PLaMo Inference & Fine-Tuning Studies
Three hands-on studies of Preferred Networks' PLaMo model family — speculative decoding, LoRA fine-tuning for function calling, and prefill/decode batch-scaling — all measured on a single laptop.
Study 1 · Inference
Speculative Decoding for PLaMo 2 (Mamba-Hybrid) in llama.cpp
A measured negative result: draft-model speculation with pfnet/plamo-2-1b drafting for
pfnet/plamo-2-8b, and n-gram speculation, benchmarked on Apple Silicon with verified-lossless
acceptance. Speculation does not pay off for this Mamba-hybrid architecture under the tested conditions
— and the investigation surfaced a novel quantization bug in the conversion path along the way,
documented with a reproducible case.
Study 2 · Fine-Tuning
Teaching PLaMo 3 to Call Functions — A LoRA on PFN's Hidden Rails
The first open-weights PLaMo with function calling, built by activating undocumented control tokens
already present in pfnet/plamo-3-nict-2b-base and training a LoRA on glaive-style data.
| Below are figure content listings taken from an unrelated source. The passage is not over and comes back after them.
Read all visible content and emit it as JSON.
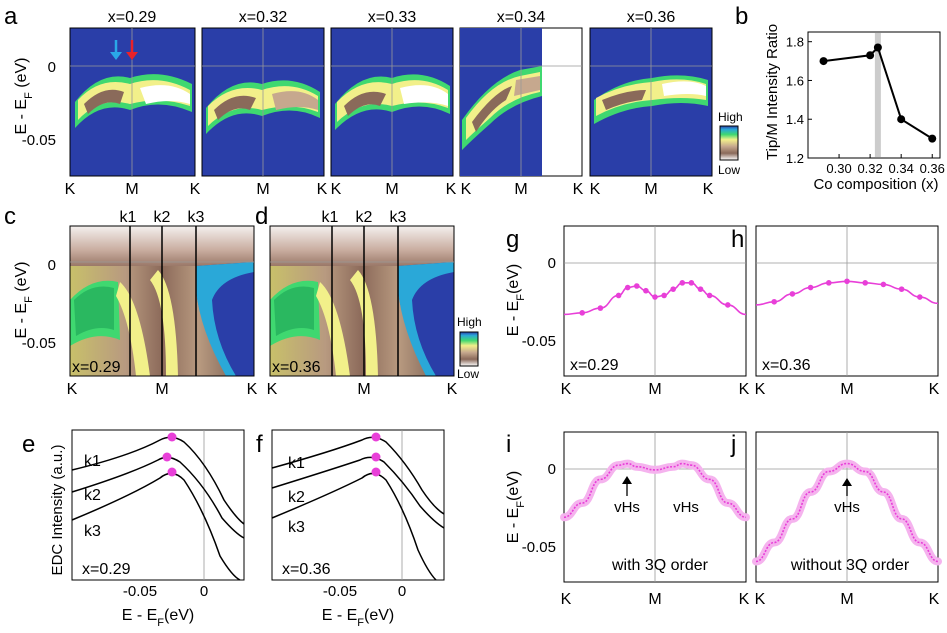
{
  "panel_letters": [
    "a",
    "b",
    "c",
    "d",
    "e",
    "f",
    "g",
    "h",
    "i",
    "j"
  ],
  "colorbar": {
    "high": "High",
    "low": "Low",
    "colors": [
      "#2a3ea8",
      "#2aa8d8",
      "#3fd870",
      "#f2f08a",
      "#c6a88e",
      "#8a6a5a",
      "#ffffff"
    ]
  },
  "common": {
    "energy_axis_label": "E - E",
    "energy_axis_sub": "F",
    "energy_axis_unit": " (eV)",
    "energy_axis_unit_compact": "(eV)",
    "k_labels": [
      "K",
      "M",
      "K"
    ],
    "y_tick_labels": [
      "0",
      "-0.05"
    ],
    "x_tick_labels_edc": [
      "-0.05",
      "0"
    ],
    "colors": {
      "pink": "#e83fd8",
      "pink_fill": "#f5b3ee",
      "blue_arrow": "#2aa8e8",
      "red_arrow": "#e8222a",
      "gray_band": "#cccccc"
    }
  },
  "panel_a": {
    "titles": [
      "x=0.29",
      "x=0.32",
      "x=0.33",
      "x=0.34",
      "x=0.36"
    ]
  },
  "panel_b": {
    "ylabel": "Tip/M Intensity Ratio",
    "xlabel": "Co composition (x)",
    "y_ticks": [
      "1.8",
      "1.6",
      "1.4",
      "1.2"
    ],
    "x_ticks": [
      "0.30",
      "0.32",
      "0.34",
      "0.36"
    ]
  },
  "panel_cd": {
    "cut_labels": [
      "k1",
      "k2",
      "k3"
    ],
    "inset_labels": [
      "x=0.29",
      "x=0.36"
    ]
  },
  "panel_ef": {
    "ylabel": "EDC Intensity (a.u.)",
    "curve_labels": [
      "k1",
      "k2",
      "k3"
    ],
    "inset_labels": [
      "x=0.29",
      "x=0.36"
    ]
  },
  "panel_gh": {
    "inset_labels": [
      "x=0.29",
      "x=0.36"
    ]
  },
  "panel_ij": {
    "vhs_label": "vHs",
    "captions": [
      "with 3Q order",
      "without 3Q order"
    ]
  },
  "chart_data": [
    {
      "type": "line",
      "panel": "b",
      "title": "",
      "xlabel": "Co composition (x)",
      "ylabel": "Tip/M Intensity Ratio",
      "x": [
        0.29,
        0.32,
        0.325,
        0.34,
        0.36
      ],
      "values": [
        1.7,
        1.73,
        1.77,
        1.4,
        1.3
      ],
      "xlim": [
        0.28,
        0.365
      ],
      "ylim": [
        1.2,
        1.85
      ],
      "highlight_x": 0.325
    },
    {
      "type": "line",
      "panel": "g",
      "title": "",
      "xlabel": "",
      "ylabel": "E - EF (eV)",
      "categories": [
        "K",
        "M",
        "K"
      ],
      "x": [
        0,
        0.1,
        0.2,
        0.3,
        0.35,
        0.4,
        0.45,
        0.5,
        0.55,
        0.6,
        0.65,
        0.7,
        0.75,
        0.8,
        0.9,
        1.0
      ],
      "values": [
        -0.036,
        -0.035,
        -0.032,
        -0.024,
        -0.019,
        -0.018,
        -0.021,
        -0.025,
        -0.024,
        -0.02,
        -0.016,
        -0.016,
        -0.02,
        -0.024,
        -0.03,
        -0.036
      ],
      "ylim": [
        -0.075,
        0.02
      ]
    },
    {
      "type": "line",
      "panel": "h",
      "title": "",
      "xlabel": "",
      "ylabel": "E - EF (eV)",
      "categories": [
        "K",
        "M",
        "K"
      ],
      "x": [
        0,
        0.1,
        0.2,
        0.3,
        0.4,
        0.5,
        0.6,
        0.7,
        0.8,
        0.9,
        1.0
      ],
      "values": [
        -0.03,
        -0.028,
        -0.023,
        -0.019,
        -0.016,
        -0.015,
        -0.016,
        -0.017,
        -0.02,
        -0.025,
        -0.029
      ],
      "ylim": [
        -0.075,
        0.02
      ]
    },
    {
      "type": "line",
      "panel": "i",
      "title": "",
      "xlabel": "",
      "ylabel": "E - EF (eV)",
      "categories": [
        "K",
        "M",
        "K"
      ],
      "x": [
        0,
        0.1,
        0.2,
        0.3,
        0.35,
        0.4,
        0.5,
        0.6,
        0.65,
        0.7,
        0.8,
        0.9,
        1.0
      ],
      "values": [
        -0.034,
        -0.025,
        -0.01,
        -0.001,
        0.0,
        -0.002,
        -0.004,
        -0.002,
        0.0,
        -0.001,
        -0.01,
        -0.025,
        -0.034
      ],
      "ylim": [
        -0.075,
        0.02
      ]
    },
    {
      "type": "line",
      "panel": "j",
      "title": "",
      "xlabel": "",
      "ylabel": "E - EF (eV)",
      "categories": [
        "K",
        "M",
        "K"
      ],
      "x": [
        0,
        0.1,
        0.2,
        0.3,
        0.4,
        0.5,
        0.6,
        0.7,
        0.8,
        0.9,
        1.0
      ],
      "values": [
        -0.062,
        -0.05,
        -0.035,
        -0.018,
        -0.005,
        0.0,
        -0.005,
        -0.018,
        -0.035,
        -0.05,
        -0.062
      ],
      "ylim": [
        -0.075,
        0.02
      ]
    },
    {
      "type": "line",
      "panel": "e",
      "title": "",
      "xlabel": "E - EF (eV)",
      "ylabel": "EDC Intensity (a.u.)",
      "series": [
        {
          "name": "k1",
          "peak_x": -0.02
        },
        {
          "name": "k2",
          "peak_x": -0.021
        },
        {
          "name": "k3",
          "peak_x": -0.02
        }
      ],
      "xlim": [
        -0.08,
        0.025
      ]
    },
    {
      "type": "line",
      "panel": "f",
      "title": "",
      "xlabel": "E - EF (eV)",
      "ylabel": "EDC Intensity (a.u.)",
      "series": [
        {
          "name": "k1",
          "peak_x": -0.016
        },
        {
          "name": "k2",
          "peak_x": -0.016
        },
        {
          "name": "k3",
          "peak_x": -0.016
        }
      ],
      "xlim": [
        -0.08,
        0.025
      ]
    }
  ]
}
A data-centric case study in two evaluation traps: a contaminated eval that inflated accuracy to 97.5%,
and a label flaw in the training data that silently degraded argument accuracy from 90% to 55% as training
progressed — fixed to reach 100% argument-exact accuracy on a frozen 52-case eval. Every transition
is a lesson about the data, not the model.
Study 3 · Serving
Prefill vs Decode: Where the Time Goes, and What Batching Buys
A measured tour of the two phases of inference on a laptop: prefill is compute-bound, decode is bandwidth-bound (19× slower per token), and continuous batching recovers ~5× aggregate decode throughput for the attention-only PLaMo 3 — while the Mamba-hybrid PLaMo 2 scales worse and crashes outright beyond 5 concurrent sequences, completing a three-study picture of what hybrid architectures cost in deployment today.